Organizing Your Day as a New Teacher
Rebecca Hollander

When I think back to my first year of teaching, I remember being totally overwhelmed at the sheer amount of information I was supposed to remember! Someone once told me that teachers need to be able to make at least one hundred decisions every class – I don’t believe that; I think it’s more like two hundred. The decisions they were talking about, of course, had to do with teaching and students, not with the topic of this paper: organization. Those decisions had to be taken care of before I entered the classroom. The hardest thing for me to do was to organize myself and my time so that I knew what was going on in every class. I had come from student teaching one group of students four times a week, to teaching six groups of students 3-4 times a week. I was teaching two preps (7th & 8th grade) and no class was ever going at the same speed.

What was I to do? At first, I started organizing myself the way my mentor teacher did…one sheet of paper per day subdivided into periods. In every box, I placed a different lesson. I knew what I was supposed to (in the ideal world where all students are the same), but I found that my classes went at completely different speeds, so I would do one thing with one class and forget to do it with another. I was constantly asking… “What did we do yesterday?” I am sure my students thought I was in the advanced stages of senility! 

I had the “brilliant” idea of writing down what happened in each class so that I could refer back to it before encountering the students. My margins started looking a bit ragged, plus I was killing so many trees! I checked around with my colleagues to see how they organized their time: some used a plan-book, some a calendar for each class, some used a number system (lessons 1-36, one a day). I chose what I liked and slowly, found my own system (a plan-book, combined with lesson number system and notes). This system works for me, but then again, I’m overly enthusiastic about organization!

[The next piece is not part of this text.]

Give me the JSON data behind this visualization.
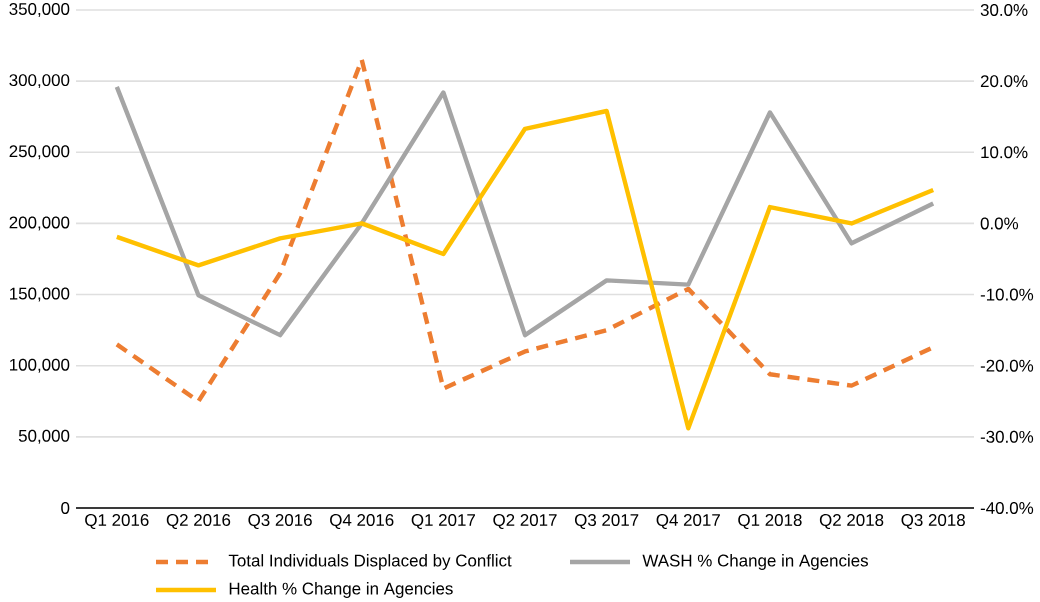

I figured out what I was doing, but then I wasn’t sure how to keep everything organized. Where did I take attendance? Where should I store the students’ work? How was I to keep everything separate? Again I checked around and looked at what other teachers were doing. I remembered back to student teaching and I worked through it. I wound up with a system of individual class file folders, with attendance attached. This system has helped me to know who, where, and what I am teaching. In addition, it has allowed me to keep classes portable in a school where we all share classrooms.

My organization process has evolved over time, but what I have found is that the more I checked around with other people, the better I felt about what I was doing. I could take ideas from my fellow teachers and at the same time, get feedback on what I was doing. I still come up with new ideas every year and some day, I hope to perfect my craft (the organization part of it anyway). What I have found is that the less I had to think about organizing, the more I could begin thinking about teaching and the better my day/ life.